I've been playing with the notion that syntax and semantics are simply
opposing directions in a Grangeresque high order push down automata
grammar. HOPDAs have the virtue that their quasi-context sensitivity lends
them to what I like to call UTM fictions that we all indulge as we program
computers.

On Fri, Jan 23, 2026 at 12:36 AM <[email protected]> wrote:

>
> https://agi.topicbox.com/groups/agi/T0518db1e3a0c25c5/preprocessor-for-hutter-prize
> Good messages here. I just saw them now. Still need to read them.
> Yes (lol) water water is rare, I also have mine lowering there right after
> it sees a word to prime it stronger.
>
> Matt here is how my semantic model works below. Is mine better or worse
> than yours?
>
> My current implementation just makes a 2 byte-depth tree. The 1st breadth
> (the first root bytes) are the word on the right side of words (ex. "dog
> sleeps") (that means I took every 2 words in the dataset and switched their
> order just so i could store them like this: sleeps dog). This makes
> building the word relations faster because the root starts with the shared
> proofs first. Now: after the trees is built, I have a list that has 256
> lists, each of these lists has 256 zeros. This is the relation score
> 0.0-1.0 for every byte to every byte. Now, I check every root byte: Say we
> have "sleeps": if we have dog, cat, horse, human after this byte in the
> mini tree, i go to other thing we made also - the 256 lists we made, and i
> go to therefore dog, cat, horse, and human since they are what we have at
> hand after this root byte. I give each to each a score. Now, what is that
> score is calculated this way: How many counts does dog have? 550? How many
> counts does cat have? 1000? If dog is lower, I normalize it. In this
> example dog is about 2x more rare in the dataset. So what I do is I check
> also: how many do they share here in the mini tree? We have in the mini
> tree "sleeps dog" x2 and "sleeps cat" x10. So what I do is, if dog is lower
> in counts total, I up the "sleeps dog" artificially from 2 to 2*2=4. So now
> we have 4. Dog and cat share 4. So then I store this in dog's list, and
> that is stored like this: 4 / total counts. Because if dog and cat share 4
> but dog has 1 billion counts in the dataset (so does cat after
> normalization), then while they share 4, they really share almost nothing,
> because if they shared 100% then they would share 1 billion as well. So it
> is stored as a PART of the final amount. We come back to dog's list in the
> NEXT proof. If dog and cat share more proofs, we will add more score on top
> the score we just saved. We only did 1 part so far I'm saying. Lastly, I
> also give proofs downranking if they are too common, this improved the
> score. Rare words help prove 2 words are related, while common words have
> much less effect.
>
> I just realized something (?): I read a lot about Transformers, but no one
> seems to have explained something I just understood tonight: The token
> embedding step (after Byte Pair Encoding (Token IDs)) is NOT only related
> word dimensional vectors, the dimensional vectors also store the word's
> syntax. So "cat" can be in a "space" near animal (semantic) related words,
> but this vector can also have "info" and have simultaneously the word "cat"

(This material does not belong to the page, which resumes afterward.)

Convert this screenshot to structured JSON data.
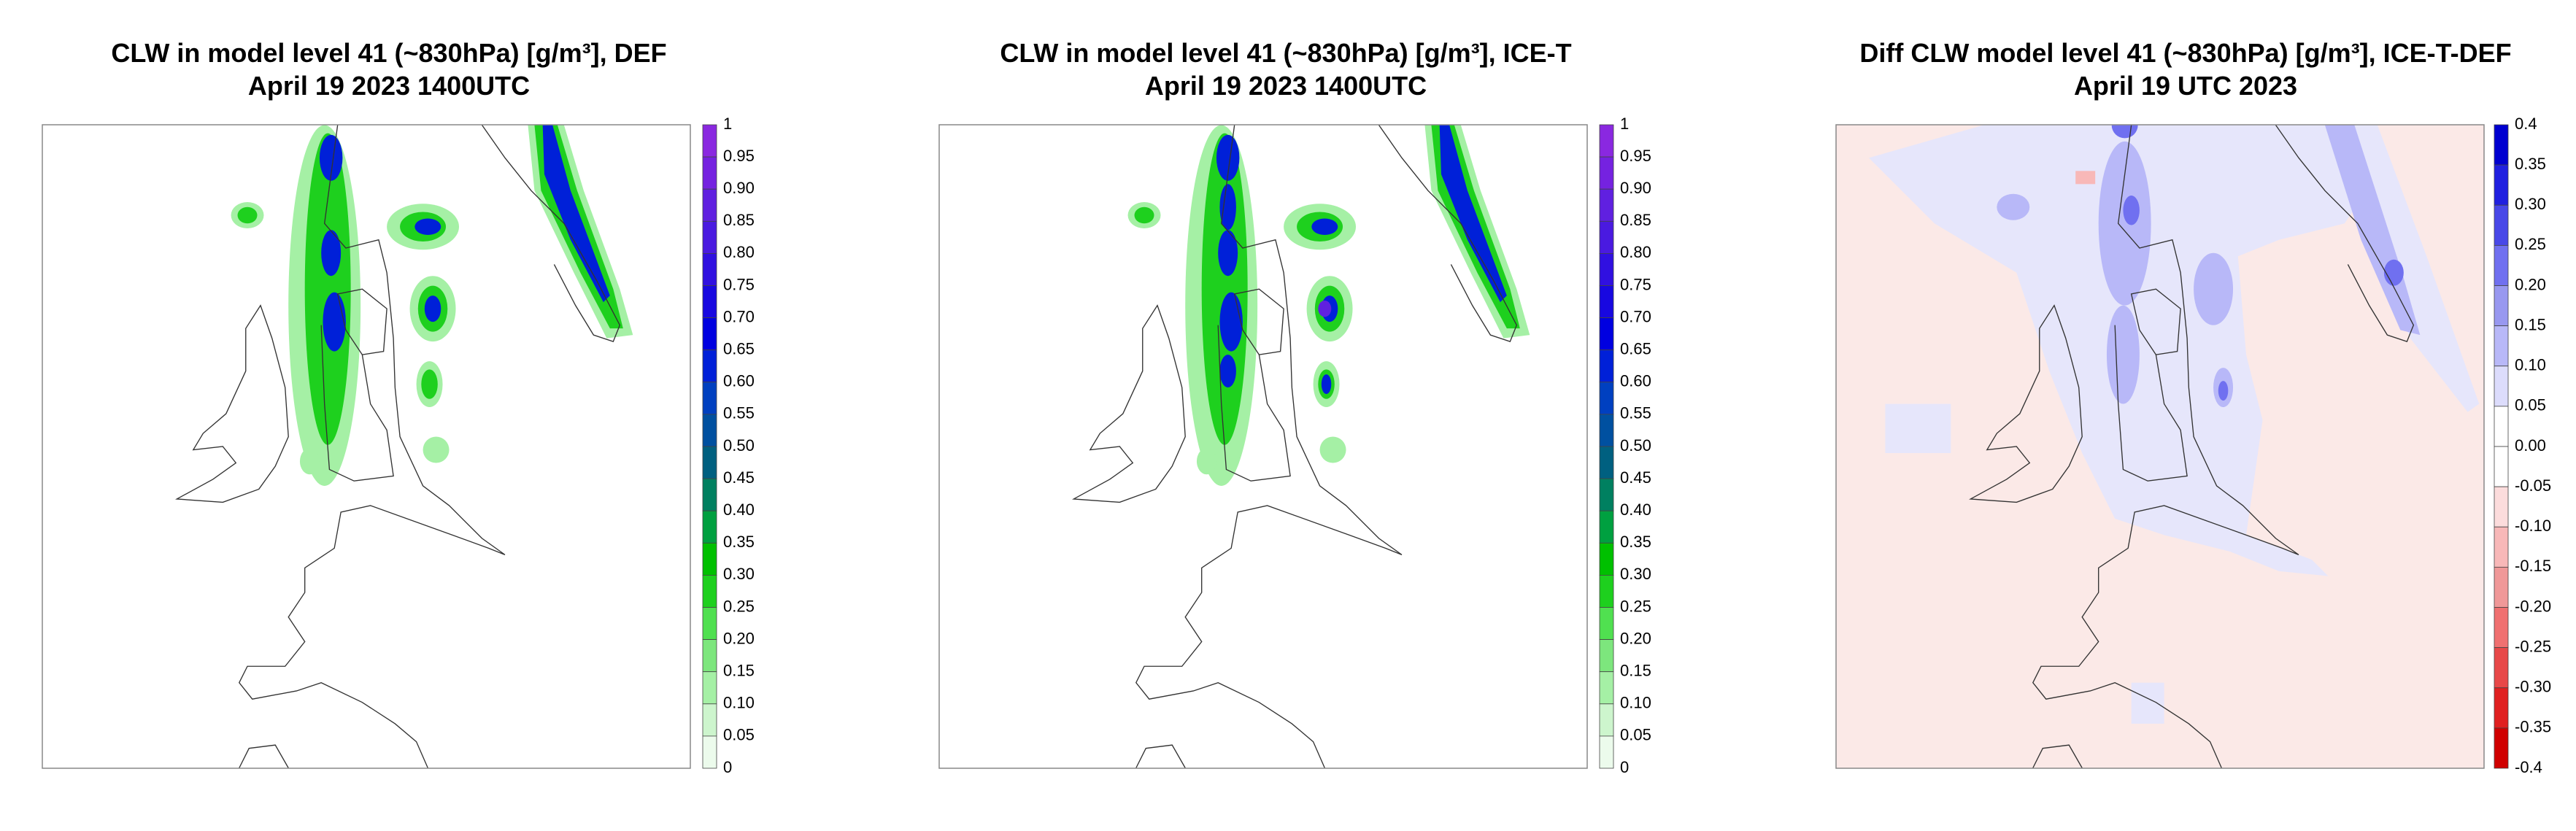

> near other words that are syntax words (not related words). So then, as
> these embeds flow up the Transformer, it is adding info, making the last
> vector of the User's Prompt (apparently only that vector is used to get the
> next words after all computation is done) more and more specialized and
> clearer, until at the last place it is unembed and this vector is therefore
> used to check against every word vector in a vocab, and so if it was had
> 100 animal names to the left of it in the prompt, it will predict those,
> not a next word, but a related word, while if it didn't have animal words
> much next to it and more syntax sentence flow words, it will predict such
> one of those type, correspondingly of course based on the sentence. So,
> it's not doing priming "and" syntax conditionalism "and" related words
> "mechanisms", it's just doing dimensional vectors that have both types
> already
>
> hmm let's compare:
>
> my way:
> 1. build syntax tree
> 2. build semantic tree
> 1. translate last word(s) to get next words (already includes without
> translation, for to search the tree)
> 2. translate last words to vote on next words
>
> their way:
> 1. build dimensional syntax vocab vectors
> 2. also is building into those dimensional vectors the semantic, using
> separate method still
> 1.&2.&nope???: but then it does seem to do a few "more things here, it is
> using self attention (each word looks at each word) which allows it to make
> the last token word's vector "become" either a semantic thing (if all the
> words are just related words, this makes sense and is ok) or a syntactic
> word (if not related words are to the left of it), yes it's doing priming
> and next word prediction in 1 go but then they are also after this self
> attention sending the vectors up into a FFN and stuff like that which is
> another step. Idk why now, exactly.